Make payments on time
From now on, make all of your payments on time. There may be reasons why you have missed payments in the past. This is the time to eliminate those reasons. If you have too many payments each month, see if you can consolidate your loans. If you have poor cash flow, consider taking on a new job or eliminate unnecessary monthly costs. If you are in dire straits, you may have to develop a strict budget to help you make ends meet. A customer service representative or branch manager at your financial institution may be able to help you come up with solutions, so don’t be afraid to ask.
Reduce revolving credit
Revolving credit is a type of unsecured credit that renews as you pay down your debt. A credit card is a prime example of this type of credit. Revolving credit often comes with a high interest rate because it is not secured by an object. It is therefore a high risk investment for the creditor. Both too much and too little revolving debt can affect your credit score. It’s good for your credit score when you pay revolving debt down every month. It’s bad for your credit score when you have too much revolving debt and can’t keep up with the payments. Your best bet is to pay down your credit card debt and other revolving debt and eliminate excess credit cards.
Maintain a good mix of credit types
Though you don’t want an excess of revolving credit, your credit score improves when you maintain a good mixture of credit types. A good mix will include long-term and short-term loans as well as secured and unsecured loans. People who have many types of credit are seen as strong borrowers. On the other hand, not having enough credit can reduce your credit score.
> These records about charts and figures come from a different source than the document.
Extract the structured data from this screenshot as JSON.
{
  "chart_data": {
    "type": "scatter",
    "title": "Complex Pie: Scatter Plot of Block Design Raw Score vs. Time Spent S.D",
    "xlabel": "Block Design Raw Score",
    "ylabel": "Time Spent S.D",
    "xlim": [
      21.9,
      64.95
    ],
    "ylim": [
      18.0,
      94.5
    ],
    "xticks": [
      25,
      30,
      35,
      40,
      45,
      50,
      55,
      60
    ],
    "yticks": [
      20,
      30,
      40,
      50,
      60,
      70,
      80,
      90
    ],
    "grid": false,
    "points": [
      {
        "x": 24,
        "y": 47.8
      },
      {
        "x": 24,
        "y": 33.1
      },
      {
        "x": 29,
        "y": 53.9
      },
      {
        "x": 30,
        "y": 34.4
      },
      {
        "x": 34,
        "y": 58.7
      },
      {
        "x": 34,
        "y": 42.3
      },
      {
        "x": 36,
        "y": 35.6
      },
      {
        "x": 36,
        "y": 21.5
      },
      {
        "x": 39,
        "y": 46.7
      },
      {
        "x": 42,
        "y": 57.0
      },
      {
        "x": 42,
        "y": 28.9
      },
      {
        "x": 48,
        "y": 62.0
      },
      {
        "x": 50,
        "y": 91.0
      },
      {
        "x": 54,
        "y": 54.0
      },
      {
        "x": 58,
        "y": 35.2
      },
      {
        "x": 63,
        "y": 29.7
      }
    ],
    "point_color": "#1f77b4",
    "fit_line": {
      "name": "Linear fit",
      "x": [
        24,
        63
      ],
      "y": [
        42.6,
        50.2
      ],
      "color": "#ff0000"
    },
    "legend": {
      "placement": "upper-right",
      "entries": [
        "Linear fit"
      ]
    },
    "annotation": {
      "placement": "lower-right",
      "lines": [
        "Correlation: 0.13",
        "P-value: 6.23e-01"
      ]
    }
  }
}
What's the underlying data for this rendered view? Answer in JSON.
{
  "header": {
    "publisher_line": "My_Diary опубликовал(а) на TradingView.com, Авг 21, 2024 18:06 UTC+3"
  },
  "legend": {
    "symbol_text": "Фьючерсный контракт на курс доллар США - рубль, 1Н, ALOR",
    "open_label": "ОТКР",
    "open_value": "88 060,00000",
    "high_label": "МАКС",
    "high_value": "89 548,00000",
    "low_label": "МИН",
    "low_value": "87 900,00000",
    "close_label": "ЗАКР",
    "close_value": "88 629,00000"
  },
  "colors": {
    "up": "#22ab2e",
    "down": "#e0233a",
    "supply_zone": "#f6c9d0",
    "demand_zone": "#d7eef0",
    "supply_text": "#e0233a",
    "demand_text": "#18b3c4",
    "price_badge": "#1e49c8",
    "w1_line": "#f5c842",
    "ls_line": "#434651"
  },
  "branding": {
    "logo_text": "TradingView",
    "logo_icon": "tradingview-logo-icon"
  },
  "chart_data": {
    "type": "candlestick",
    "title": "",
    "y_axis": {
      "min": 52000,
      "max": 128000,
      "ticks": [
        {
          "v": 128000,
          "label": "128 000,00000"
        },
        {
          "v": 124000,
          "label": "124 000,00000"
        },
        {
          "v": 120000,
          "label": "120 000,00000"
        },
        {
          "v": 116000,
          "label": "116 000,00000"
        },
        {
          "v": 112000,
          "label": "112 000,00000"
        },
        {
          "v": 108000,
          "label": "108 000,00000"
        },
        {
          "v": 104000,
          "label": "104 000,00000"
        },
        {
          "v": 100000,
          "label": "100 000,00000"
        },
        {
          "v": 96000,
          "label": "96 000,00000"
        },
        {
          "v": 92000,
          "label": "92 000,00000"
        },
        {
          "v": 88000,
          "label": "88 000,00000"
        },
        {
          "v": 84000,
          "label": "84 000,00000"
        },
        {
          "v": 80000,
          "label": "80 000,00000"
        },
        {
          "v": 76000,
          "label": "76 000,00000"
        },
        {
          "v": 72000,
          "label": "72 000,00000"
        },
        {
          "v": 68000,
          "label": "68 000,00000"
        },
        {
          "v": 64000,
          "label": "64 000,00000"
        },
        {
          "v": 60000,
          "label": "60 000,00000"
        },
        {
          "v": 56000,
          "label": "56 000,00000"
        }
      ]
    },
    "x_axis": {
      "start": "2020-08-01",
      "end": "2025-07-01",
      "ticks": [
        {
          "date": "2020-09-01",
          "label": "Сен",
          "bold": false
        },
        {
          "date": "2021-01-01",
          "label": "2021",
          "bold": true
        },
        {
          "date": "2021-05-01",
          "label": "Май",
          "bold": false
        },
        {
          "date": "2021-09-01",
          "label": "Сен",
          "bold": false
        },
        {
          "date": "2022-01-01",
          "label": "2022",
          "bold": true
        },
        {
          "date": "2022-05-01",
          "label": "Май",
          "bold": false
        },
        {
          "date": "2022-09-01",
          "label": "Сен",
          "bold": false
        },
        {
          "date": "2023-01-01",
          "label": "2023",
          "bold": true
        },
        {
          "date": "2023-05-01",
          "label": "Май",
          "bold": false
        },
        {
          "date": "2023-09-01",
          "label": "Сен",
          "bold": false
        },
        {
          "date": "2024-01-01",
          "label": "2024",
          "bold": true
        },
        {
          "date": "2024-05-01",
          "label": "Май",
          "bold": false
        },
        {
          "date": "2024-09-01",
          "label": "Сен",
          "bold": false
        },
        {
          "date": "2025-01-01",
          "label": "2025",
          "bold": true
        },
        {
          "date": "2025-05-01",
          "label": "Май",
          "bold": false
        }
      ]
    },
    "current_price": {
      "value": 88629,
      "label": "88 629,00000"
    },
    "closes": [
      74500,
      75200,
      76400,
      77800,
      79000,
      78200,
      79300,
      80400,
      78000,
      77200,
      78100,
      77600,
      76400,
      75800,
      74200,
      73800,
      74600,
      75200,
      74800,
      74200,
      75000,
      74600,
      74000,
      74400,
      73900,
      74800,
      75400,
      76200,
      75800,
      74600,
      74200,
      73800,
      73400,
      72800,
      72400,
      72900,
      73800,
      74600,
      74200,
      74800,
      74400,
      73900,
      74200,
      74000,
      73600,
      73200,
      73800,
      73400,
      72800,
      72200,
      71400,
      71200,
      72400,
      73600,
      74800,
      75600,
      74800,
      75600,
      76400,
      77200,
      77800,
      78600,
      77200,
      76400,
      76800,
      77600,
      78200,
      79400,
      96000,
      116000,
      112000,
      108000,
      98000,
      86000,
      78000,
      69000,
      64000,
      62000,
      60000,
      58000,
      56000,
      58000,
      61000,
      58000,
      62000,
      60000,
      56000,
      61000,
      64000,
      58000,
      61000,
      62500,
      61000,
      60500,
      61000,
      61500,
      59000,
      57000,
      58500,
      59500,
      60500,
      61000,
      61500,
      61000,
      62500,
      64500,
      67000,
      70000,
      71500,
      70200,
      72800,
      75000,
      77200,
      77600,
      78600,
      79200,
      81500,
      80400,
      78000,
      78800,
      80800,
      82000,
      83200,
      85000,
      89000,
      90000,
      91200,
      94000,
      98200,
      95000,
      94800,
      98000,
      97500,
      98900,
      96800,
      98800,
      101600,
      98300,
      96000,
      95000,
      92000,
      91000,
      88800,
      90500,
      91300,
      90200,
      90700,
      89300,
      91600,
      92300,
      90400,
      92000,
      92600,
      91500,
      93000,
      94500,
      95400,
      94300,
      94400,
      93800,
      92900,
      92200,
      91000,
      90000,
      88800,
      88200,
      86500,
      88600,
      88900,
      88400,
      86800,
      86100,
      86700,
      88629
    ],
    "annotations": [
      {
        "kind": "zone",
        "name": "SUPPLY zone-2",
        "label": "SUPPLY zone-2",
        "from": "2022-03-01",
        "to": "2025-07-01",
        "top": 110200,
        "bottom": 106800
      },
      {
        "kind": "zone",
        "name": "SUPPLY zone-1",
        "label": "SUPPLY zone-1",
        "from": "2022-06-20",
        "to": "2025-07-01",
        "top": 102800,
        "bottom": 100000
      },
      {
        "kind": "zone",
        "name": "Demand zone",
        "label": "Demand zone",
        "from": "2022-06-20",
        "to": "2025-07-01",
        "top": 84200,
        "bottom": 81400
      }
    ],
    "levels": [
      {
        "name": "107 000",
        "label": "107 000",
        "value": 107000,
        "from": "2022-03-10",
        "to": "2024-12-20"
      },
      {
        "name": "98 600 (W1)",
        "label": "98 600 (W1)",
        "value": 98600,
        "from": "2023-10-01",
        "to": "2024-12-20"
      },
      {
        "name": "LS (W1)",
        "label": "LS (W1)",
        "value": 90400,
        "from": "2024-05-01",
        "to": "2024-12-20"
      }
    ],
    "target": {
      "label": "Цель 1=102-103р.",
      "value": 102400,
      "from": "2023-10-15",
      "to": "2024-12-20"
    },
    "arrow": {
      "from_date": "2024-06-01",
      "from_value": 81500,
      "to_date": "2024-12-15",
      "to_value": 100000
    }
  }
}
Without any credit, you will get a higher interest rate on your loan when you go to make your next car purchase.
Don’t make unnecessary purchases
As you’re improving your credit score, it’s best not to take on more debt unless you absolutely have to. The more debt you have, the worse your debt-to-income ratio looks. Your debt-to-income ratio indicates how much debt you have in comparison to your income. It also indicates whether you have enough income to pay off your debt. The higher your ratio, the less income you have to pay down your current debt.
Check your credit score regularly
As noted at the beginning of this article, you can check your credit score for free every year. Each credit bureau (TransUnion, Equifax, and Experian) offers a free credit report each year. If you request a report from each one, you can check your report three times a year without hurting your credit score. At the very least, you should check once a year, to ensure that everything is in order.